Stilfserjoch mit dem Fahrrad –
 Los gehts!

Bei frühlingshaften Temperaturen fuhr ich mein neues Bionicon ins Freie und mit immensen Stolz durch die Gegend. Immens auch mein Leiden in der ersten Steigung, denn das für die Talfahrt gebaute Fully war noch schwerer als mein 40 Jahre altes Rennrad. Immerhin zeigten sich nach wenigen Tagen erste Effekte in Sachen Muskelaufbau, ich kam jede Woche 50 Meter höher hinaus. Und: Es machte einen Heidenspaß, damit wieder ins Tal zu rasen.

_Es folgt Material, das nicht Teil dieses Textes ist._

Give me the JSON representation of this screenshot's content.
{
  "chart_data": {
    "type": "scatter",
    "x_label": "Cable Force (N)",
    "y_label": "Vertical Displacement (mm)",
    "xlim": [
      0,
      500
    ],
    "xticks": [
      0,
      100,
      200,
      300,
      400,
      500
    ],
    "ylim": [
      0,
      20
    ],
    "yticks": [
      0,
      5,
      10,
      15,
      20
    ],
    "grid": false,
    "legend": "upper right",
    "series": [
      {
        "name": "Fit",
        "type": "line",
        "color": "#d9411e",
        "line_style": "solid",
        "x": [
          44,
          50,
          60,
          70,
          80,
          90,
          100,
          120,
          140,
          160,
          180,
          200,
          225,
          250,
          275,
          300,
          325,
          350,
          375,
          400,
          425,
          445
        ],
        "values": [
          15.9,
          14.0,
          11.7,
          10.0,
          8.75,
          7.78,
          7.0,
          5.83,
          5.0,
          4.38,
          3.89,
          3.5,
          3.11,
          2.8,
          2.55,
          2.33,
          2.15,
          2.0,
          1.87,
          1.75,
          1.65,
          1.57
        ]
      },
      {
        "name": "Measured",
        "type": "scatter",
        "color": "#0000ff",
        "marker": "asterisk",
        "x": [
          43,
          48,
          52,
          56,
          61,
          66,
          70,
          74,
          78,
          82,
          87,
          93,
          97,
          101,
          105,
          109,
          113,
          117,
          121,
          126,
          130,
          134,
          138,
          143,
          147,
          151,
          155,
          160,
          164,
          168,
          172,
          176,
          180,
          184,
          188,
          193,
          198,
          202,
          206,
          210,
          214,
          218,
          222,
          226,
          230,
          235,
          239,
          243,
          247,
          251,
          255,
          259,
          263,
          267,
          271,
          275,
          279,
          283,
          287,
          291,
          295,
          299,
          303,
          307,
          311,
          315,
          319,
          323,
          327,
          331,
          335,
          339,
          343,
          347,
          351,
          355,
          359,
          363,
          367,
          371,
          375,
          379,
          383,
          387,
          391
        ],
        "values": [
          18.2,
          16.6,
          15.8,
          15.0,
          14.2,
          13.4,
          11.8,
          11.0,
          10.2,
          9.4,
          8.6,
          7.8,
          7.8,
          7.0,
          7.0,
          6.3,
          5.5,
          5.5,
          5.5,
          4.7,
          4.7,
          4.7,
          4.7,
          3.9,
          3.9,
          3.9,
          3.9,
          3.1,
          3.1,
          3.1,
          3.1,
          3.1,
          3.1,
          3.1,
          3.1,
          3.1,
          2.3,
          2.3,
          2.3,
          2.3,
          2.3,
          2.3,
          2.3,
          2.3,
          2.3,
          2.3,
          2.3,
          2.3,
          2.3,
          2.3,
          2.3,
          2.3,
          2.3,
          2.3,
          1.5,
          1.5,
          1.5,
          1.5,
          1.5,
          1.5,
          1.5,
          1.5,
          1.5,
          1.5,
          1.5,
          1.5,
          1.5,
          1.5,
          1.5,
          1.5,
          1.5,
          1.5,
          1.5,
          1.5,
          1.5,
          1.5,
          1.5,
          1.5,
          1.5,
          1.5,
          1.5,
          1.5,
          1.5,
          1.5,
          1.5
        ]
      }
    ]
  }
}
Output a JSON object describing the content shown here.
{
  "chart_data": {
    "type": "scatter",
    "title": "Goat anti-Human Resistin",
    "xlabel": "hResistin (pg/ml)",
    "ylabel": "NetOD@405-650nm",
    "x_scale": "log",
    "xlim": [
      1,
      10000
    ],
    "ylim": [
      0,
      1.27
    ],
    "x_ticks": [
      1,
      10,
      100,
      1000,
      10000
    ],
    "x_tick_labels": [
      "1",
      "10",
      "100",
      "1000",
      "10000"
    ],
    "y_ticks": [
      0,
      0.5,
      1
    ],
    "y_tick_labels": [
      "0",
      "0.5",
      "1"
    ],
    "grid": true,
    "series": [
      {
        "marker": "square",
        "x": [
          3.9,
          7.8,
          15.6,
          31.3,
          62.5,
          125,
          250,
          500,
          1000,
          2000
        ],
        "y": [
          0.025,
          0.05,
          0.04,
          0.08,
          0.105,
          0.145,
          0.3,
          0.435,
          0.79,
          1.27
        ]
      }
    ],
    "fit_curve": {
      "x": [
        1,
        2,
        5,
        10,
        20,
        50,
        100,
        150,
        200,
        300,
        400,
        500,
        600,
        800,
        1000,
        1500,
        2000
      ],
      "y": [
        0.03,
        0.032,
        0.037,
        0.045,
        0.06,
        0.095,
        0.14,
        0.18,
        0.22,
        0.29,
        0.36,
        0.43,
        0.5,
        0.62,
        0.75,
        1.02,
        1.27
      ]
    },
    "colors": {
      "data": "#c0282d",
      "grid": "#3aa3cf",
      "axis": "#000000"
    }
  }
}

Nicht das perfekte Gerät für den Plan: Bionicon Edison Evo

Nicht ganz das passende Gerät

Schnell wurde mir klar: Wenn überhaupt, würde ich es nur mit Bike Nummer 3, einem Hardtail-MTB, schaffen. Also wechselte ich regelmäßig den Untersatz: Montags für die Kraft mit dem Bionicon steil auf den Berg, mittwochs für die Kondition mit dem Cube im Tal Strecke machen. Freitags fuhr ich einen Mix aus Beidem, sammelte Höhenmeter mit dem Hardtail.

Das funktionierte so gut, dass ich mich während des Trainings über „Gipfelsiege“ z. B. am Albulapass freuen konnte. Auf den unendlichen Waldwegen rund um mein Dorf drang ich in nicht gekannte Landstriche vor und erlebte sportliche Freude – alleine dafür hat sich jede Anstrengung gelohnt. Für die Passhöhe des Stilfserjochs reichte es dennoch lange nicht; beim Versuch, sie über den Umbrail zu erreichen, überschritt ich meine körperlichen Grenzen. Um ein Haar hätte ich mich aus der Schweiz abholen lassen müssen.

Mit jedem Höhenmeter lernte ich. Ich fand die Schwelle zwischen noch aushaltbarem und schon schmerzhaftem Puls, konnte die Menge an benötigtem Wasser und Bananen immer besser einschätzen. Irgendwann geriet ich sogar in eine Art medidative Tret-Trance, die mir entspanntes Klettern bis weit über 2000 Meter Meereshöhe erlaubte.

Ziel
erreicht!

Im Spätherbst, am letzten Tag vor der Wintersperre, fuhr ich bei eisiger Kälte über den Pass. Die letzten Meter drückte ich mich mit reiner Willenskraft in die Höhe, ignorierte Erschöpfung und die brennenden Beine. Die über mich hereinbrechenden Emotionen und die Freude darüber, es geschafft zu haben, sind sieben Jahre später immer noch sehr präsent.